I want to learn how to prove the Zorn's lemma.
Can anyone here help me?

 

[micromass]

The proof of Zorn's lemma requires some knowledge of set theory. Explicitly, you'll need to know about the axioms of ZFC, the replacement axiom, the axiom of choice, transfinite induction, ordinals,...
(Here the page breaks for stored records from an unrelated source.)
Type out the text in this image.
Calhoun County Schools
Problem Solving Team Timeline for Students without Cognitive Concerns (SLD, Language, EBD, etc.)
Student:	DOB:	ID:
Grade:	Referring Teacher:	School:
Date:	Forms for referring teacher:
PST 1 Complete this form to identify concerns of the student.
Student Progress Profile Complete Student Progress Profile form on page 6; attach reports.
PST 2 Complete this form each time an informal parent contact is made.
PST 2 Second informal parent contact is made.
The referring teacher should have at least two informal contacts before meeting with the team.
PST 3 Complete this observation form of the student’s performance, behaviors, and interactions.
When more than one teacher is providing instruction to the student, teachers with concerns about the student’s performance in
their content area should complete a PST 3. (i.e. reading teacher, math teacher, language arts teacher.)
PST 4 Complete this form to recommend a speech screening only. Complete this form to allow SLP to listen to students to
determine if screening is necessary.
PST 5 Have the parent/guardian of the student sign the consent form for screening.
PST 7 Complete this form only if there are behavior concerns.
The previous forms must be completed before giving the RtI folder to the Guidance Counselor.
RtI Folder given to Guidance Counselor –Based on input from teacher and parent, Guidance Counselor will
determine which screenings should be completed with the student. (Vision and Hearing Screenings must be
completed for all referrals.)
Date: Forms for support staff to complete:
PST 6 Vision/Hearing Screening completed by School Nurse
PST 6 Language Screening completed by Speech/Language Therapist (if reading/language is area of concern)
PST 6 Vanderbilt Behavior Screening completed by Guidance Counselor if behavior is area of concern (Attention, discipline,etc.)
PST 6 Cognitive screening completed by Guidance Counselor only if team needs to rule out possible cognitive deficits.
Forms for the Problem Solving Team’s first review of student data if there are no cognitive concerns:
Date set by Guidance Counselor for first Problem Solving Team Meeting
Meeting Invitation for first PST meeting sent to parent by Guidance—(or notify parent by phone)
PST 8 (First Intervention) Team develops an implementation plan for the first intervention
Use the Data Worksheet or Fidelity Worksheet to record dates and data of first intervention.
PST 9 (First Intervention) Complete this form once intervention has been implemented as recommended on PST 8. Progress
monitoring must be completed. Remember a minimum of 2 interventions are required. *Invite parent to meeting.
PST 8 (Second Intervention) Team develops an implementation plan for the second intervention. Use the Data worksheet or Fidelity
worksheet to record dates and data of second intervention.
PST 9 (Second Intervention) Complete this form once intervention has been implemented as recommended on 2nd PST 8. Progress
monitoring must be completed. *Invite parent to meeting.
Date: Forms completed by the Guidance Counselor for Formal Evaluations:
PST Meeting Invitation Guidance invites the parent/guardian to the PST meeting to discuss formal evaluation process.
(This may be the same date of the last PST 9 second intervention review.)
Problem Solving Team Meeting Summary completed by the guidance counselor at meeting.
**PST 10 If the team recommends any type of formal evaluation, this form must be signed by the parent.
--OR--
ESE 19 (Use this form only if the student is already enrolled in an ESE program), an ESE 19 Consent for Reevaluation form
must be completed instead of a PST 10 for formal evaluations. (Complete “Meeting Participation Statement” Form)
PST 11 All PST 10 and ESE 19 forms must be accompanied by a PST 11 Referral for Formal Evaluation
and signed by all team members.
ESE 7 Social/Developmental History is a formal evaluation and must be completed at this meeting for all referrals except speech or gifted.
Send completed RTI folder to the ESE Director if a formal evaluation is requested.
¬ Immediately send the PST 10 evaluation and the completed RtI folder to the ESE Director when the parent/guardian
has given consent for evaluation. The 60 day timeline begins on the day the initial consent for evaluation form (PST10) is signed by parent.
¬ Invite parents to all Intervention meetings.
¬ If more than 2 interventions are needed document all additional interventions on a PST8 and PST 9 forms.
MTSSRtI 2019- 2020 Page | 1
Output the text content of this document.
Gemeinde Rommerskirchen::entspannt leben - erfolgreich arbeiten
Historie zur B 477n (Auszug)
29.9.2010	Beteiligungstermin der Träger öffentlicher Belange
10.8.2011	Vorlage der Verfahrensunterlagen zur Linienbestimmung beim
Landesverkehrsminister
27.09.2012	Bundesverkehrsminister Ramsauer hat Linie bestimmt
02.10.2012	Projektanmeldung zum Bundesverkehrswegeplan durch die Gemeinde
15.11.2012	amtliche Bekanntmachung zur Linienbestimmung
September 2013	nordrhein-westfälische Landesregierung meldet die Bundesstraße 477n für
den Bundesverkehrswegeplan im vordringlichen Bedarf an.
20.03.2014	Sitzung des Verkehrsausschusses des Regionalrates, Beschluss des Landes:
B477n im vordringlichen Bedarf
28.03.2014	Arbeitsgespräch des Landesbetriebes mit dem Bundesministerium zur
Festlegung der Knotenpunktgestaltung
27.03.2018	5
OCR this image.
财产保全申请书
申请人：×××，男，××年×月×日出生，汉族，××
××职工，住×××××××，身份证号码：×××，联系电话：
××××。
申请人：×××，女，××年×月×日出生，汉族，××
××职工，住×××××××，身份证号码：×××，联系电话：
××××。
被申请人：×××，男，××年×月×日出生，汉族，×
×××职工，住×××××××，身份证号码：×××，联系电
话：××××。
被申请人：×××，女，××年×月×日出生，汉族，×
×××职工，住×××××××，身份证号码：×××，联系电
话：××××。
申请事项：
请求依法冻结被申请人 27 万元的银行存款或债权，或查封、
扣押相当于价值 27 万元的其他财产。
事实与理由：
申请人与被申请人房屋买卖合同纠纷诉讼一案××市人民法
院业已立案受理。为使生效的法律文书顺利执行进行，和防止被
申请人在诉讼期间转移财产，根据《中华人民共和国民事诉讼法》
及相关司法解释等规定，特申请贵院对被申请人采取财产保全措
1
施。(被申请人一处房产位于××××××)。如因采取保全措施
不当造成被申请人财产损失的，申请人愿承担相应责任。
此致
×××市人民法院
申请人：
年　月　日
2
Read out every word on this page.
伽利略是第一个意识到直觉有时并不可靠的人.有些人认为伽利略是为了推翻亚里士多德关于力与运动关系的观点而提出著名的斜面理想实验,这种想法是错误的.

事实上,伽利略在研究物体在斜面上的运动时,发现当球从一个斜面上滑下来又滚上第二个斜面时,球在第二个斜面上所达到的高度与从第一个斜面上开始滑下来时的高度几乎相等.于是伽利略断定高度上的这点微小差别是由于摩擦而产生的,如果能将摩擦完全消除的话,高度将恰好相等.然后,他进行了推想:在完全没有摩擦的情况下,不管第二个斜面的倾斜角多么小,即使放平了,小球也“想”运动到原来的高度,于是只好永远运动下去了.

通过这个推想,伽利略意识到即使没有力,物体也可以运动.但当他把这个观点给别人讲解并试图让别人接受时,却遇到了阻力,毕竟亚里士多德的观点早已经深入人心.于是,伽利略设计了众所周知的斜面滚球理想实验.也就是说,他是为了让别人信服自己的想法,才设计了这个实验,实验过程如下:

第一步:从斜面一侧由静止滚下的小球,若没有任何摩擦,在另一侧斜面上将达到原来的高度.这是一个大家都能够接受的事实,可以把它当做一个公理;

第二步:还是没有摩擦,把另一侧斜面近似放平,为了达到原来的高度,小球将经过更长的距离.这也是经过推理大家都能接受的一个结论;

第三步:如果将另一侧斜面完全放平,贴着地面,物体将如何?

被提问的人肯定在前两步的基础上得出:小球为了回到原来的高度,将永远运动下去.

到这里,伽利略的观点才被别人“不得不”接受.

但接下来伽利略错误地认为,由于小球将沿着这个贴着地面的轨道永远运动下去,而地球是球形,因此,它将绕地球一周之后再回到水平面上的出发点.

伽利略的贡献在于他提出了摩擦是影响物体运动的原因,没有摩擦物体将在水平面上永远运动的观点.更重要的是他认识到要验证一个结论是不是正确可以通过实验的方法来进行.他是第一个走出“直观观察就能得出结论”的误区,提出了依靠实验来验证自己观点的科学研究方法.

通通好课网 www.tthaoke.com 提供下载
To learn about all these things, I've got two beautiful references for you:
- Introduction to set theory, by Hrbacek and Jech
- Set theory, by Jech

If you want some free materials on the internet, then I recommend staff.science.uva.nl/~vervoort/AST/ast.pdf but it's not at all an easy lecture...

 

[quantum123]

Interesting and thanks!
I have saved staff.science.uva.nl/~vervoort/AST/ast.pdf and will read it soon.
Thanks for sharing, micromass!

 

[quantum123]

LOL
Axiom 0:
i) There exists at least 1 thing, and
ii) everything is a set.

 

[Fredrik]

There's some good stuff in this thread.

 

[natmath]

You can prove Zorn's Lemma from basic set theoretic facts, without any use of transfinite induction, ordinals etc..
A good proof is given in Zorn's Lemma- An elementary proof under the Axiom of Choice http://arxiv.org/abs/1207.6698 .

 

[quantum123]

I was really stuck by Hamos' proof. Thanks for this 6 pages explanation. I will try to understand it later. BTW, I have finally understood the transfinite induction proof - in that proof you need the ordinals ..

 

[mathman]

A bit of reminiscense: when I was exposed to this material I recall that there were several statements including the Axiom of Choice and Zorn's lemma, and they were all equivalent.

 

[quantum123]

Finished reading the proof. I wonder why must the proof of such an innocent theorem be so long. From the definition of a poset, axiom of choice, one need to define initial segments, chains, towers, comparable sets, layers upon layers of abstraction to prove something like: a maximal element exist. This reminds me of the movie: Inception. You need to dream 5 levels to plant just a simple idea.